Black-Scholes Equation

A Black-Scholes Equation is a partial differential equation (PDE) that governs the price evolution of European-style options under the Black–Scholes–Merton model.

• Context:
  • It can (typically) be used to model the dynamics of the option's price as a function of both time and the underlying asset's price changes.
  • It can (typically) assume a frictionless market, where there are no transaction costs or taxes, and money can be borrowed and lent at a risk-free rate.
  • It can incorporate the effects of constant volatility and risk-neutral valuation in pricing the option.
  • It can (often) serve as the foundation for deriving the Black-Scholes Formula, which provides a closed-form solution for the prices of European call and put options.
  • It can (typically) enable the calculation of Greeks, which are measures of the sensitivity of the option's price to various parameters.
  • It can be solved using numerical methods for options that do not have analytical solutions, such as American-style options.
  • It can (often) be extended or modified to accommodate more complex option pricing models that account for dividends, stochastic volatility, or jumps in asset prices.
  • It can (typically) form the basis for the no-arbitrage argument in financial mathematics, ensuring that the option pricing model does not allow for arbitrage opportunities.
  • ...
• Example(s):
  • the pricing of a non-dividend-paying European call option.
  • the use of numerical methods to price complex derivatives based on the equation's framework.
  • ...
• See: Black–Scholes Formula, Mathematical Finance, Black–Scholes–Merton Model, Option (Finance), Derivative (Finance), Volatility (Finance), Frictionless Market, Hedge (Finance).

References

2024

• (Wikipedia, 2024) ⇒ https://en.wikipedia.org/wiki/Black–Scholes_equation Retrieved:2024-2-27.
  • In mathematical finance, the Black–Scholes equation is a partial differential equation (PDE) governing the price evolution of derivatives under the Black–Scholes model.
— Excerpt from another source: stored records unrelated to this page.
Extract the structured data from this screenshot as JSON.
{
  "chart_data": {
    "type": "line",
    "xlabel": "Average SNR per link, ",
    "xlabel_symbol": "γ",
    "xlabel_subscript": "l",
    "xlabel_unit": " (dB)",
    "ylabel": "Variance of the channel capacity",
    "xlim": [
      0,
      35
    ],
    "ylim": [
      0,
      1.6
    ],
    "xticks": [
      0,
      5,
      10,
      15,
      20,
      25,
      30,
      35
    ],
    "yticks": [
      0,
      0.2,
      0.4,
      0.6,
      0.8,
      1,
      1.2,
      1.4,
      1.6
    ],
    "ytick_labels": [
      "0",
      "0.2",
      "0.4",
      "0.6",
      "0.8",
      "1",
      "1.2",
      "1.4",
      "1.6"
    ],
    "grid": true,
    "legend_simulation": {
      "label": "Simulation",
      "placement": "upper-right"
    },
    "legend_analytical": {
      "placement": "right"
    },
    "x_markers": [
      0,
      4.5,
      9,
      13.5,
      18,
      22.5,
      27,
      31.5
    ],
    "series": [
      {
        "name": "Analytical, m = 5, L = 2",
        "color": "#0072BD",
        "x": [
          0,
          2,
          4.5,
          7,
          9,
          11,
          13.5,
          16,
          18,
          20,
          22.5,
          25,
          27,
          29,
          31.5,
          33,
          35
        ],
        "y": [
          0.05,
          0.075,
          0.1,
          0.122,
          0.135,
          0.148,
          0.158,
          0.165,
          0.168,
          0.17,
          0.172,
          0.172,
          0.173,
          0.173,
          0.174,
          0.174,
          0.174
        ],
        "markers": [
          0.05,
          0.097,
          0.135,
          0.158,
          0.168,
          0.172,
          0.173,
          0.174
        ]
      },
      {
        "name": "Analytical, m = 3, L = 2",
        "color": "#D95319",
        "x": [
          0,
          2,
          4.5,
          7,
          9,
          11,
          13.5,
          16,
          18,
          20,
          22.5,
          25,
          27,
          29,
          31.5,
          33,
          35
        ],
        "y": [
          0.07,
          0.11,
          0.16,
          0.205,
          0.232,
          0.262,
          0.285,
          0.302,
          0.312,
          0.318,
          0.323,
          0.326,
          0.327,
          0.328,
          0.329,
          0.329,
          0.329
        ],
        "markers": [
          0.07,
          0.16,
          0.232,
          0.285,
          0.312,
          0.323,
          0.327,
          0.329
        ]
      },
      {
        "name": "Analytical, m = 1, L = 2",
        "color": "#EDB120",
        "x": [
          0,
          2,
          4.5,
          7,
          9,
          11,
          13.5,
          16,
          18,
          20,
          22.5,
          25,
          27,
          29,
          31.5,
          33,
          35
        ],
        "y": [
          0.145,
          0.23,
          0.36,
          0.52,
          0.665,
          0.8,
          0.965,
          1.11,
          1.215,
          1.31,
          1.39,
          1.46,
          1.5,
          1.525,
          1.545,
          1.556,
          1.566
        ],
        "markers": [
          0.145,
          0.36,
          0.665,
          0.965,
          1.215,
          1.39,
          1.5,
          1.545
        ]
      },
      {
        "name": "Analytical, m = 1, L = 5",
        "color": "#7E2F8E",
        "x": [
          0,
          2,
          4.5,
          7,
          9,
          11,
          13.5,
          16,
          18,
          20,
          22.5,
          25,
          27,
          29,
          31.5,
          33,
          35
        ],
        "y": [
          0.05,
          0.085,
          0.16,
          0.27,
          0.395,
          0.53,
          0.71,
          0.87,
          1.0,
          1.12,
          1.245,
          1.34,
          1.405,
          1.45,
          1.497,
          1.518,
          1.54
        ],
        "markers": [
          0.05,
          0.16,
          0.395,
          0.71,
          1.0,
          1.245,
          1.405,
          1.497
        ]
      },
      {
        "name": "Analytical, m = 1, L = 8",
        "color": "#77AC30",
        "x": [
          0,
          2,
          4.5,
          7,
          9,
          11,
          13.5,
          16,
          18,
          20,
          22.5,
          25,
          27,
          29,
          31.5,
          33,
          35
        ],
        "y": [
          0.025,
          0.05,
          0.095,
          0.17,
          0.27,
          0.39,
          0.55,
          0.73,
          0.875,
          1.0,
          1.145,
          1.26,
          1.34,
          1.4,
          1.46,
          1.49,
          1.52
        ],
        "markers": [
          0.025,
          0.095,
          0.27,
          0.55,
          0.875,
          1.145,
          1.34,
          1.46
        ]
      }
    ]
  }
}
Broadly speaking, the term may refer to a similar PDE that can be derived for a variety of options, or more generally, derivatives.

    Consider a stock paying no dividends. Now construct any derivative that has a fixed maturation time [math]\displaystyle{ T }[/math] in the future, and at maturation, it has payoff [math]\displaystyle{ K(S_T) }[/math] that depends on the values taken by the stock at that moment (such as European call or put options). Then the price of the derivative satisfies : [math]\displaystyle{ \begin{cases} \frac{\partial V}{\partial t} + \frac{1}{2}\sigma^2 S^2 \frac{\partial^2 V}{\partial S^2} + rS\frac{\partial V}{\partial S} - rV = 0 \\ V(T, s) = K(s) \quad \forall s \end{cases} }[/math] where [math]\displaystyle{ V(t, S) }[/math] is the price of the option as a function of stock price S and time t, r is the risk-free interest rate, and [math]\displaystyle{ \sigma }[/math] is the volatility of the stock.

    The key financial insight behind the equation is that, under the model assumption of a frictionless market, one can perfectly hedge the option by buying and selling the underlying asset in just the right way and consequently “eliminate risk". This hedge, in turn, implies that there is only one right price for the option, as returned by the Black–Scholes formula.